As someone who works from home, I often take mid-day rides to Prospect Park.  Guess what?  I don’t see a lot of cars on PPW at 1 PM or so either, less than a driver every 2 minutes by my observation.  Roll up the pavement!

This one was by far my favorite stretch of logic.  It’s truly astounding.

We were not able to surmise from our videos exactly how many “round trips” were happening, but it is likely that a substantial number of bikers were traversing the bike lane more than once, which would reduce the total number of distinct bikers to an unknown fraction of the total count recorded.  As many as half the trips, or more, may be second passes on the lane.

Given that so much of the traffic in Park Slope consists of drivers cruising for parking, can we surmise that many of the cars trips may be second passes on the street?  As for “round trips,” I’m fairly certain that most people who go to work, run an errand, go to the library, or drop off the kids at school come home after they are done.  I’m guessing that the people who drive back into a neighborhood at the end of a work day are, for the most part, the same people who left it in the morning.

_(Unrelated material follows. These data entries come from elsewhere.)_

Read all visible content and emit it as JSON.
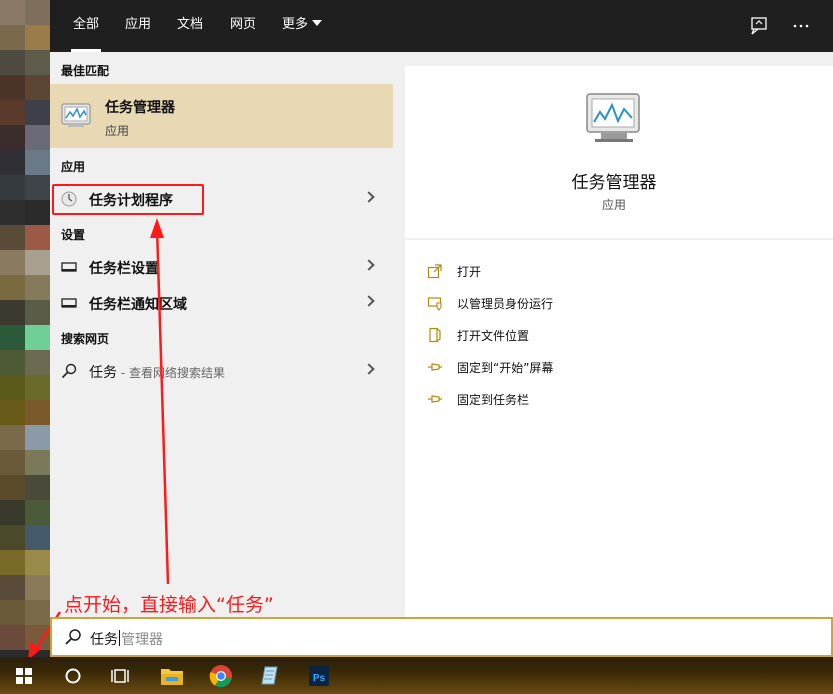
{
  "tabs": {
    "all": "全部",
    "apps": "应用",
    "docs": "文档",
    "web": "网页",
    "more": "更多"
  },
  "left": {
    "best_match_header": "最佳匹配",
    "best_match": {
      "title": "任务管理器",
      "subtitle": "应用"
    },
    "apps_header": "应用",
    "apps": [
      {
        "label": "任务计划程序"
      }
    ],
    "settings_header": "设置",
    "settings": [
      {
        "label": "任务栏设置"
      },
      {
        "label": "任务栏通知区域"
      }
    ],
    "web_header": "搜索网页",
    "web": {
      "query": "任务",
      "hint": " - 查看网络搜索结果"
    }
  },
  "right": {
    "app_name": "任务管理器",
    "app_type": "应用",
    "actions": [
      {
        "label": "打开",
        "icon": "open-icon"
      },
      {
        "label": "以管理员身份运行",
        "icon": "shield-icon"
      },
      {
        "label": "打开文件位置",
        "icon": "folder-location-icon"
      },
      {
        "label": "固定到“开始”屏幕",
        "icon": "pin-icon"
      },
      {
        "label": "固定到任务栏",
        "icon": "pin-icon"
      }
    ]
  },
  "annotation": "点开始，直接输入“任务”",
  "search": {
    "typed": "任务",
    "suggestion": "管理器"
  },
  "taskbar": [
    "windows-start",
    "cortana",
    "task-view",
    "file-explorer",
    "chrome",
    "app",
    "photoshop"
  ],
  "colors": {
    "accent": "#e8d8b3",
    "annotation": "#ff1a1a"
  }
}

To give some context, the larger MTA subway cars carry over 250 passengers when fully loaded…It’s not clear how much positive”green” impact this lane has had on NYC…

And how many car drivers are able to travel through PPW?  According to the DOT study, at the peak PM hour (4-5 PM) measured at Carroll Street, 1,010 vehicles travel PPW.  By NBBL’s measurements, the same volume of people could be carried by four MTA subway cars.  Good thing there are multiple lines at either end of PPW for all of the members of NBBL so concerned with the “green” impact of their transportation choice.  (By the way, I’m clearly no survey expert but I’m not too sure that most contain words with quotes around them that aren’t, you know, actual quotes said by real people.)

They summarize:

This leads to the very real question of whether the PPW bike lane is simply duplicating the adjacent Prospect Park which is more appropriately a venue for recreational biking than a heavily traveled public street.

Again the NBBL exhibits a prejudice for one type of riding over another when they do not apply the same standard to driving.  Shorter NBBL: if you drive to your spin class, drive wherever you want.  If you bike to work, or for any other reason, stick to the park.

I could go on.  We all could.  It’s endlessly infuriating and entertaining.  Best thing to do is show up tonight.  See you there.